Deep Learning versus Machine Learning – both are methods of how artificial systems learn. Find out what the learning methods are all about and where the actual differences lie here.
Deep Learning vs. Machine Learning
Before we show you the concrete differences between Deep and Machine Learning, here is a definition of both methods.
- Machine learning or machine learning is based on mathematical methods that are supposed to recognise a pattern, which is then generalised. In this process, an artificial system acquires knowledge from experience.
- Pattern recognition in machine learning works, for example, via hierarchy formation in decision trees, which compares a variable with a specified value and then classifies it as true or false, for example. Equally possible is the creation of vector similarities, where the nearest neighbour of a value K counts, which a system must find.
- Most machine learning methods are supervised, i.e., the human gives clear instructions and classes to the system and it must output the appropriate values. Machine learning algorithms are used in many ways in everyday life, e.g. when a smartwatch analyses your movement profile.
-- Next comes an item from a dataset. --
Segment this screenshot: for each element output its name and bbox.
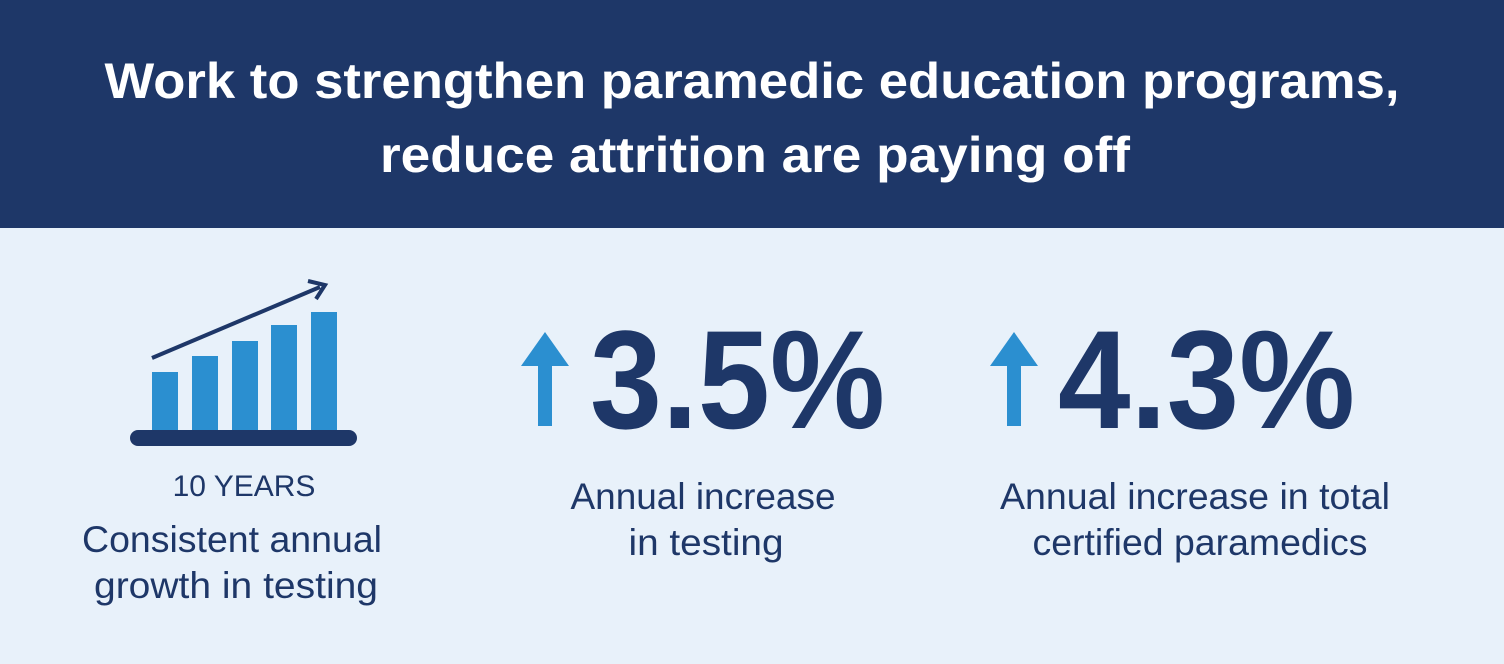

- The use of machine learning becomes difficult if too little data has been entered or if the data is too multi-dimensional. Since the previously determined data is of great importance for a machine learning system, it only works if a suitable amount of data is available.
- Machine learning also extends into Deep Learning to some extent. Here, however, artificial neural networks are used that are modelled on biological networks such as the human brain.
- Deep learning gets its name from the fact that it works with deep dimensions that would cause problems for machine learning. Here, the system learns on its own and does not receive any data in advance.
- Deep learning, as used for example in artificial intelligences, also needs errors, as a system thereby learns which information was correct and needs to be strengthened in the neural network.
- For Deep Learning in particular, the help of humans is always needed, for example, to provide information to an AI. For example, Google’s “AlphaGo” programme managed to beat a human at the board game “Go” in 2015.
What are the differences between Deep Learning and Machine Learning
Deep learning has similarities with machine learning, but the two learning methods differ significantly in some ways.
- Deep learning draws on methods from machine learning, but not vice versa.
- While for machine learning multiple dimensions are too complex for a system, deep learning builds on just that depth.
- Since machine learning is often supervised, the decisions of such learning systems are more transparent than those of deep learning. Here, an artificial neural network is at work, which, similar to a biological one, also makes non-traceable decisions.
- Deep learning is also very important for AI research, but not yet as elaborate as machine learning.